-Dharma-

652 41 0
                                    

Pernahkah kamu merasa kalau kamu hidup tetapi tidak tahu untuk apa kamu hidup? Itulah yang sedang aku rasakan sekarang ini. Tanpa Kayla, aku tidak tahu apa tujuanku masih berada di dunia ini. Kayla sudah menjadi bagian hidupku sejak kami masih kecil. Aku dan Kayla tumbuh bersama. Kami melewati banyak hal bersama. Susah dan senang kami sudah merasakannya. Banyak masalah yang kami hadapi dengan berani.

Saat umurku menginjak usia sembilan tahun, aku ditinggal oleh ibuku. Ia pergi dan tak akan pernah kembali untuk selamanya. Dan Kayla, selalu ada di sampingku. Menghiburku yang sedang terpuruk karna harus kehilangan kasih sayang seorang ibu. Itulah saat terakhir aku menangis. Aku berjanji pada Kayla, kalau aku akan menjadi lelaki tangguh dan tidak cengeng seperti saat aku kehilangan ibuku. Tanpa Kayla, mungkin aku tidak akan menjadi seorang Dharma yang sekarang.

Sudah setahun berlalu sejak insiden Kayla yang tertabrak mobil dan tidak pernah sadarkan diri. Kalau saja ada cara agar aku bisa mengembalikan Kayla ke pelukanku, pasti akan aku lakukan. Sekalipun aku harus mengorbankan nyawaku sendiri. Aku berhutang banyak padanya. Aku mencintainya lebih dari aku mencintai diriku sendiri. Aku membutuhkannya seperti aku membutuhkan oksigen untuk berlangsung hidup. Aku tanpa Kayla layaknya butian debu.

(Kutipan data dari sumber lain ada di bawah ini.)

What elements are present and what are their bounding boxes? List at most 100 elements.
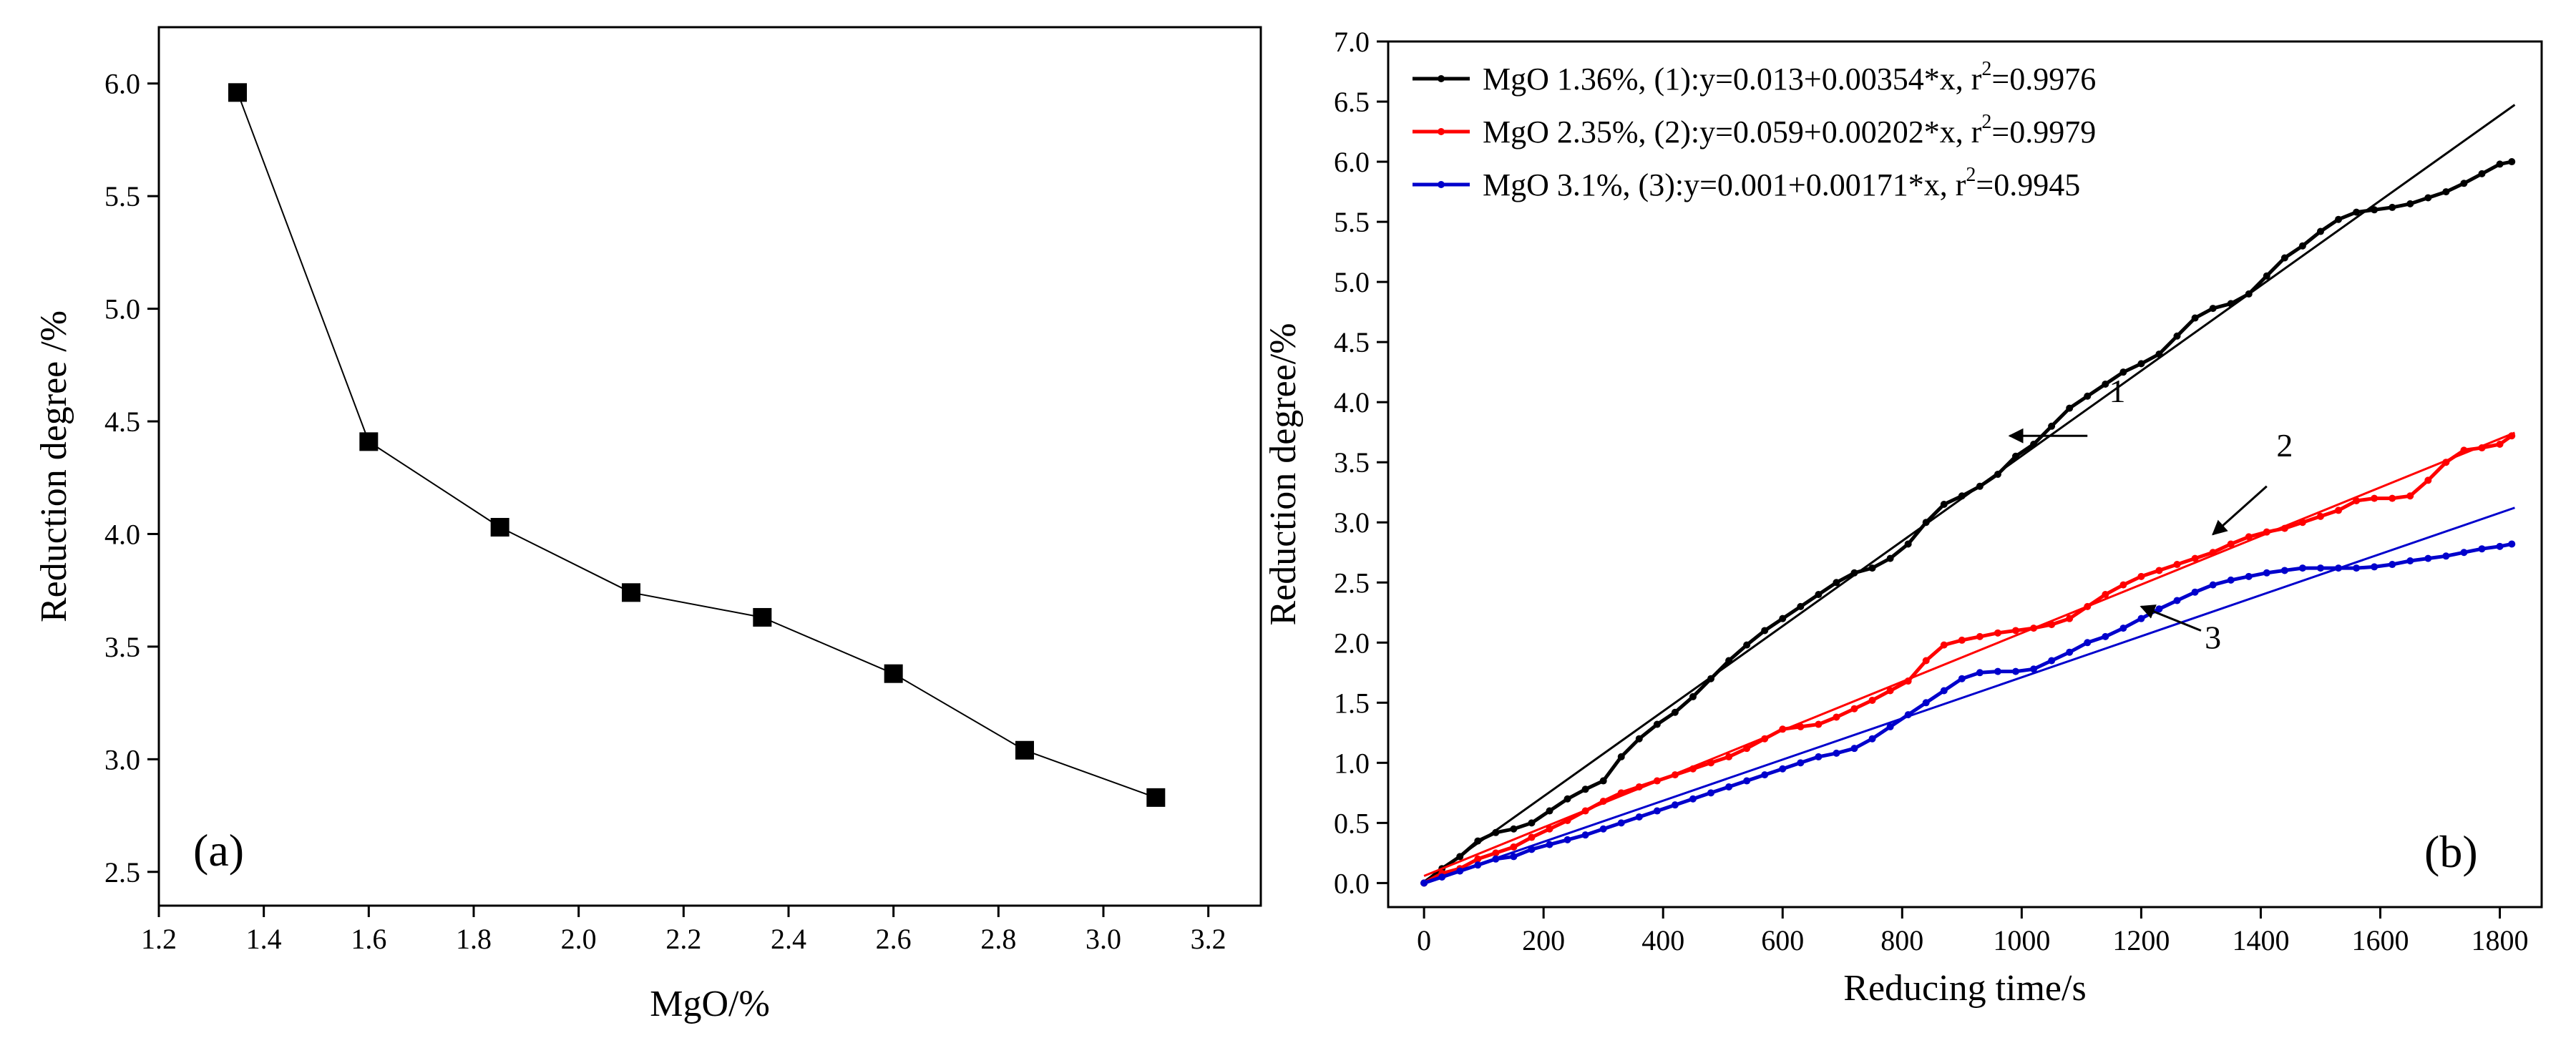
- data-point: [2280, 524, 2288, 532]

"Woy, Dharma! Kesambet baru tau rasa deh lo!" Tegur Faza tepat di telingaku. Sehingga mau tak mau aku tersentak kaget karenanya. Untung saja aku tidak jatuh dari tempat dudukku.

Aku mengusap-usap telingaku yang berdenging karena teriakan Faza barusan, "Nggak udah teriak bisa kali, Za. Lo bikin gue budeg aja." Protesku kesal.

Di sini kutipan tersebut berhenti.